Dr. Charlene Vacon, PCP, BA(Hons.), MA, PhD – Senior Fellow
Dr. Charlene Vacon is a manager at the Regional Paramedic Program for Eastern Ontario. She has worked in paramedic service operation, quality, education and research roles in Quebec, as well as in government EMS policy and regulation in Alberta. Charlene holds a Doctor of Philosophy in Communications earned jointly at Concordia University, the University of Montreal and the University of Quebec at Montreal. She holds a Bachelor of Arts with Honours and a Master of Arts, both in sociology from Acadia University. In addition to contributing to the research literature, Charlene enjoys communicating with lay audiences. Her current interests in Canadian paramedicine include quality and performance measurement, governance, leadership, ethics, Canadian social history and the study of women. Find Charlene on LinkedIn and Twitter @charlene_vacon.
David Wolff, PCP, BClinPrac, MAdEd – Fellow
David Wolff completed his Bachelors Degree in Clinical Practice at Charles Sturt University in 2009 and a Master’s of Adult Education at St.

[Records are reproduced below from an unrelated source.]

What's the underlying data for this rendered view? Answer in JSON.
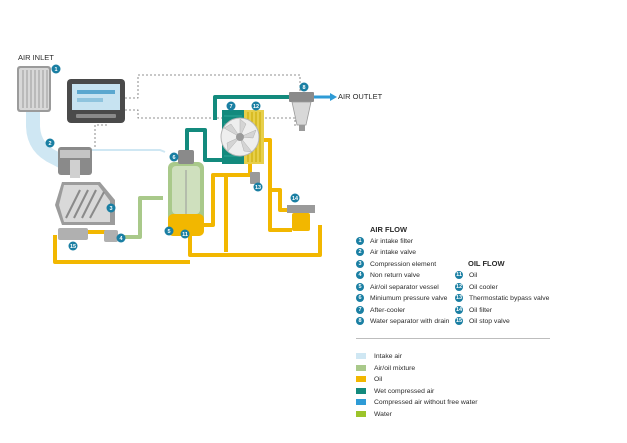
{
  "labels": {
    "air_inlet": "AIR INLET",
    "air_outlet": "AIR OUTLET"
  },
  "air_flow": {
    "title": "AIR FLOW",
    "items": [
      {
        "num": "1",
        "label": "Air intake filter"
      },
      {
        "num": "2",
        "label": "Air intake valve"
      },
      {
        "num": "3",
        "label": "Compression element"
      },
      {
        "num": "4",
        "label": "Non return valve"
      },
      {
        "num": "5",
        "label": "Air/oil separator vessel"
      },
      {
        "num": "6",
        "label": "Miniumum pressure valve"
      },
      {
        "num": "7",
        "label": "After-cooler"
      },
      {
        "num": "8",
        "label": "Water separator with drain"
      }
    ]
  },
  "oil_flow": {
    "title": "OIL FLOW",
    "items": [
      {
        "num": "11",
        "label": "Oil"
      },
      {
        "num": "12",
        "label": "Oil cooler"
      },
      {
        "num": "13",
        "label": "Thermostatic bypass valve"
      },
      {
        "num": "14",
        "label": "Oil filter"
      },
      {
        "num": "15",
        "label": "Oil stop valve"
      }
    ]
  },
  "legend": [
    {
      "label": "Intake air",
      "color": "#cfe7f3"
    },
    {
      "label": "Air/oil mixture",
      "color": "#a9c98a"
    },
    {
      "label": "Oil",
      "color": "#f2b700"
    },
    {
      "label": "Wet compressed air",
      "color": "#138a7d"
    },
    {
      "label": "Compressed air without free water",
      "color": "#2e9bd6"
    },
    {
      "label": "Water",
      "color": "#9cc42a"
    }
  ],
  "diagram_markers": [
    "1",
    "2",
    "3",
    "4",
    "5",
    "6",
    "7",
    "8",
    "11",
    "12",
    "13",
    "14",
    "15"
  ],
  "colors": {
    "marker": "#1a7fa3",
    "intake_air": "#cfe7f3",
    "air_oil": "#a9c98a",
    "oil": "#f2b700",
    "wet_air": "#138a7d",
    "dry_air": "#2e9bd6",
    "water": "#9cc42a"
  }
}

Francis Xavier University, NS in 2020. David first entered the paramedic field in 1986 and has worked as a Primary Care Paramedic, owned and operated a Patient Transportation Service, and served as a Paramedic Program Coordinator/Instructor. In 2008, David moved into paramedic services management performing many diverse roles including Quality Assurance Manager, Field Superintendent, Commander of Training, and finally Deputy Chief, eventually becoming a Certified Municipal Manager (CMM III, EMS Executive) prior to returning to school. David has extensive experience with online education and currently serves as a User Experience and Design Specialist and provides all aspects of online learning and educational support for Premergency Inc.